Ne serait-ce que pour des moments pareils, demain, il reviendrait. Toute l’Espagne taurine saurait qu’il s’entraînait toujours, prêt à l’éventualité de signer son premier contrat. Il se risquerait même parfois à guider les autres, car de l’école tauromachique de Carmona, la véritable figure emblématique, finalement, c’était lui.

Demain, comme chaque année, ses petits compagnons lui fêteraient son anniversaire. Demain, ça vaudrait alors vraiment le coup de se saouler. Oui, ça vaudrait sacrément le coup de chasser de veines aussi saillantes et tortueuses que le rio Guarrama, le sang que les taureaux ne faisaient pas couler et de l’infuser d’alcool.

Tout le monde avait participé, cotisant selon ses moyens pour lui offrir cette muleta d’occasion, une première main, qui trônait, rutilante, dans cette vitrine de la calle Sierpes de Séville templant déjà son allure de promeneur.

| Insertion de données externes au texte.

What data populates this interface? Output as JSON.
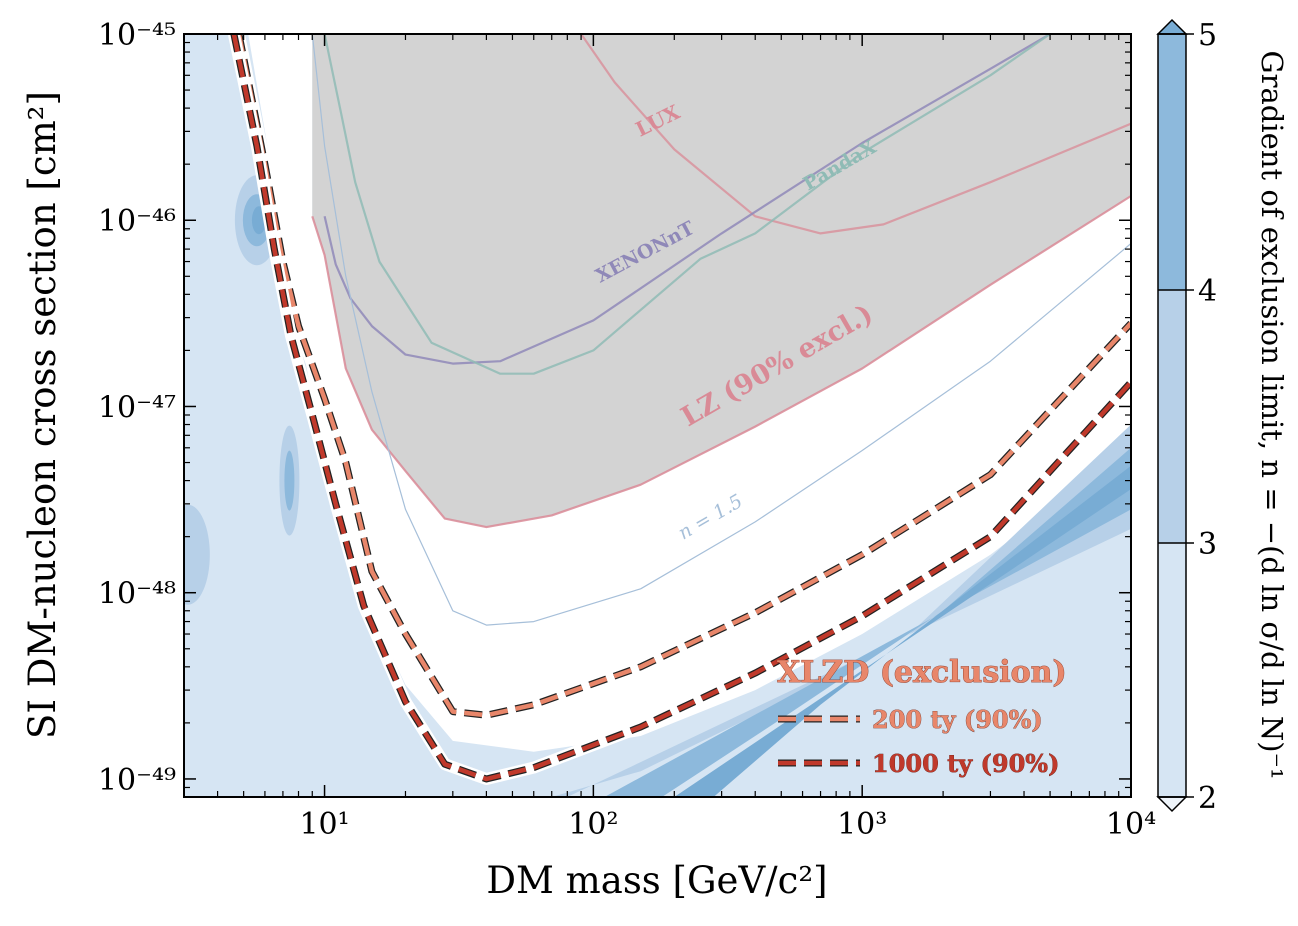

C’est vrai qu’elle était belle, pas fanée et rapiécée comme la sienne qui avait traversé les époques et vu triompher Manolete, El Cordobes et Enrique Ponce.

José-Antonio porterait des bouteilles de manzanilla.
Soixante huit ans… ça s’arrose, non ?

6 commentaires:

Anonyme a dit…

Oui mais toi tu as les lectrices acquises à ta cause...

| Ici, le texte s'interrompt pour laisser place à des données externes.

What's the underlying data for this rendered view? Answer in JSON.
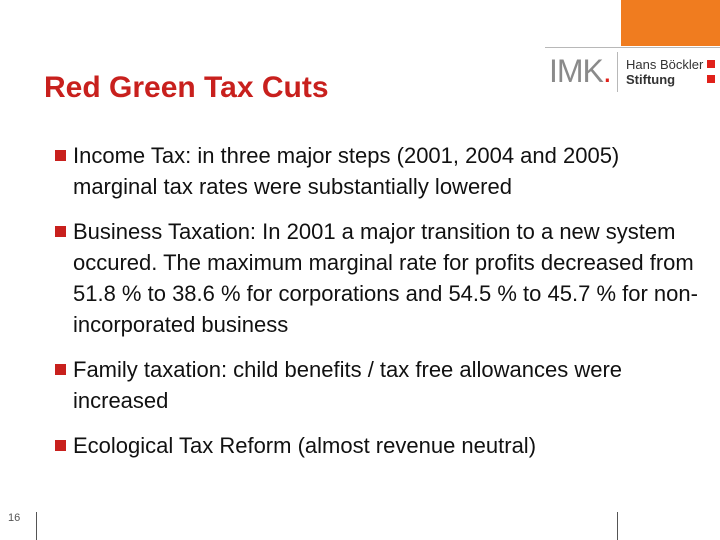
{
  "header": {
    "title": "Red Green Tax Cuts",
    "accent_color": "#f07c1f",
    "title_color": "#c8201d"
  },
  "logo": {
    "imk_text": "IMK",
    "imk_dot": ".",
    "foundation_line1": "Hans Böckler",
    "foundation_line2": "Stiftung"
  },
  "bullets": [
    "Income Tax: in three major steps (2001, 2004 and 2005) marginal tax rates were substantially lowered",
    "Business Taxation: In 2001 a major transition to a new system occured. The maximum marginal rate for profits decreased from 51.8 % to 38.6 % for corporations and 54.5 % to 45.7 % for non-incorporated business",
    "Family taxation: child benefits / tax free allowances were increased",
    "Ecological Tax Reform (almost revenue neutral)"
  ],
  "footer": {
    "page_number": "16"
  }
}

Sinon: Tous affichaient cet air grave, repliés en eux-mêmes, ego et reins cambrés, main basse et œil fixe.
T'as oublié le menton prognathe...

isa du moun

Anonyme a dit…

Moi ,j'aurais plutôt pensé que c'était une nouvelle sur l'espoir et le rêve que rien ne peut éteindre,même pas le temps qui passe...Mais bon, chacun comprend ce qu'il veut ou ce qu'il peut...Ne te vexe pas ,mais je trouve que les phrases sont un peu longues et avec des adverbes qui les alourdissent.Je ne suis pas du genre à faire des compliments dégoulinants de gentillesse hypocrite.
A part ça, je trouve que tu te fais trop rare ces temps-ci sur ton blog...
isa

Marc Delon a dit…

Bon, je me sens moins seul : à toutes les trois nous arriverons bien à le gagner un jour ce prix...

Anonyme a dit…

"à toute les trois"....
F Bruschet le dit que tu as un coté féminin très prononcé...
D'ailleurs j'ai cru comprendre qu'il t'accusait d'avoir tous les défauts féminins et toutes les qualités des hommes...
isa du moun

Marc Delon a dit…

Ouiiiii.... puisque je suis votre copine...
Bruschet ? Ce misogyne ? Pffff... Depuis qu'il essaye de me rouler une pelle celui-là ! Mais je tiens bon... ;-)

Anonyme a dit…

Puisque le blog semble avoir pris son essor, - enfin !- et que je n’arrive plus à suivre, peut-être vais-je y aller de mon grain de sable ( je viens de quitter la plage).
Cette nouvelle, pleine d’humour avec sa chute comme souvent inattendue, pour moi, elle est confiance dans la vie, oubli de la fulgurance du temps puisqu’on est toujours à apprendre quelque chose, que les désirs et les intérêts sont intarissables tant que la machine corporelle fonctionne.
Que veut dire « efféminé » ? Serait-ce avoir de la sensibilité ?

Pourquoi cette nouvelle invention Marc, supprimer les commentaires avant que le mois soit fini?